"There are concerns that this conference might result in some sort of regulation that may threaten the internet's freedom and individuals' ability to get information over the internet freely without getting extra regulations and censorship on the content."
- Ahmed Mansoor, a freedom of speech activist
Delegates from 193 countries are meeting in Dubai to discuss the future of the internet. They will be negotiating a new International Telecommunications Treaty - which has not been updated since 1988.
The main debate at the conference is over internet freedom. The US and Europe want less internet regulation, while countries like Russia and China are accused of wanting more.
But the possibly bigger question of who controls the internet is also in play. The US in particular is criticised for dominating the way the internet is run.
Since 1947 a UN body called the International Telecommunication Union (ITU) has been in charge of international technical standards.

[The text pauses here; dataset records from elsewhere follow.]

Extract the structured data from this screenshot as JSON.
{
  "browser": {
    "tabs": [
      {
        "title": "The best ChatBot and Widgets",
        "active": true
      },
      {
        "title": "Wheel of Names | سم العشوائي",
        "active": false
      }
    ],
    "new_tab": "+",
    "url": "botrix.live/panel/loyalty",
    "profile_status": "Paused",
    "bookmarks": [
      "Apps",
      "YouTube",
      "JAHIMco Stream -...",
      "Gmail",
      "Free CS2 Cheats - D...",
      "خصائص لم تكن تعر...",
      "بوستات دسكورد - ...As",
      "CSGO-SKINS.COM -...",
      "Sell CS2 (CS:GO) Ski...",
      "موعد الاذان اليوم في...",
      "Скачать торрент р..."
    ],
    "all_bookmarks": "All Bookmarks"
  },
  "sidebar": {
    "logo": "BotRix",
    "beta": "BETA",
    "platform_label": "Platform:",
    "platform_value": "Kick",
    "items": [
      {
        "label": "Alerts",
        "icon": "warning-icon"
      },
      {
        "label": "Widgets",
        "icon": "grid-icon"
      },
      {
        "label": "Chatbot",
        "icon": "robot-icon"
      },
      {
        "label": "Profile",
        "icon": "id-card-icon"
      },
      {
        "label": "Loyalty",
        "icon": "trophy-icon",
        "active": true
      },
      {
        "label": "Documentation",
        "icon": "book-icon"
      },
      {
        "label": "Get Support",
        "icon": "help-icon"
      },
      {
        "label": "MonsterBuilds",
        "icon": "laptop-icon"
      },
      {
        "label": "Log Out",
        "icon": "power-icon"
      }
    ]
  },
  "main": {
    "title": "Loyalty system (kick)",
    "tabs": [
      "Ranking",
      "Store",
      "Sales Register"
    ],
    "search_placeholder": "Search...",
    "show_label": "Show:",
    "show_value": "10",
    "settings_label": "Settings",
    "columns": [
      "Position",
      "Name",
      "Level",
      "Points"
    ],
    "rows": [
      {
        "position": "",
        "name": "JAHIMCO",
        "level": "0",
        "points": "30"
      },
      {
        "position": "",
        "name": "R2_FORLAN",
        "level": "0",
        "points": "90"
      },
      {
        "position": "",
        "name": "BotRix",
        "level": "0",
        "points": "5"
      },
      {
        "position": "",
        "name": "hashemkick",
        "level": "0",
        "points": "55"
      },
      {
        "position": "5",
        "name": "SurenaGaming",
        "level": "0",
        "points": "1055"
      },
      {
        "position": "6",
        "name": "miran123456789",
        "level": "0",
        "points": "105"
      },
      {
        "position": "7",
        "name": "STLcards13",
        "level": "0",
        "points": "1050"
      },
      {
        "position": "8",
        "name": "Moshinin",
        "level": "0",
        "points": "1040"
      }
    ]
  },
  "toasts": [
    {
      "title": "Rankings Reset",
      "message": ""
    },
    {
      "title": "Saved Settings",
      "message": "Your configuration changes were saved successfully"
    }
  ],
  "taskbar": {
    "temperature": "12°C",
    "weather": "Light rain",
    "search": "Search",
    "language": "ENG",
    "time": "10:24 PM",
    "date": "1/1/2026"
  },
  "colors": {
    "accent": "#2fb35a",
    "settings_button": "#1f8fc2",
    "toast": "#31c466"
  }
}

Delegates from 193 countries have regulated everything from radio frequencies to satellite orbits. Their mission is to make sure networks and technologies easily interconnect. But according to internet giant Google, the ITU could be about to take steps to reduce the free flow of information on the web.
"There is a mood to change the governance structure of the internet from one that is multi-stakeholder system to one that is inter-governmental. And I think the fear is that the internet repression and censorship that is already going and the throttling of the speed of communication and widespread surveillance in certain countries will be legitimised if they change the system."
- Richard Rogers, University of Amsterdam
It says if proposals being heard at the ITU conference in Dubai are accepted, there will be an increase in censorship and national regulation.
But other countries censor content on the internet as well.
Known as the 'Great Firewall of China', the People's Republic has perhaps the world's most impressive example of online control. In addition to banning social networking sites, China also has tens of thousands of monitors who snoop and often hack into people's emails.
Following protests in 2009, the Iranian government intensified its efforts to censor the web. It has rounded up and jailed bloggers and internet dissidents. The country also often shuts down access to the internet when it expects anti-government protests.
In Belarus, the government has also noticed the opposition's use of the internet. Websites are sometimes blacked out, opposition voices are monitored and the government even uses websites like Twitter to intimidate journalists and activists.
And last month, the United Arab Emirates showed where it stands on internet censorship. It issued a decree making it a crime to insult or criticise the country's leaders online.
We ask should limits be placed on the web? And if so, how and by whom? What does it all mean for freedom of speech online and is it being threatened with over-regulation?
Inside Story, with presenter James Bays, discusses with guests: Paul Conneally, head of communication for the International Telecommunication Union (ITU); Ahmed Mansoor, a human rights activist, who was arrested last year on charges of running a website that the UAE government clamped down on; and Richard Rogers, a professor of New Media and Digital Culture at the University of Amsterdam.
"There has been a lot of misinformation and misrepresentation fankly, about what is going to be discussed at the conference. Our secretary general Dr Dr Hamadoun Toure has repeatedly said for the last 12 months that we are not going to discuss Internet governance. It is a fact that no matter what comes out of this conference, it will absolutely have no impact on the freedom of expression."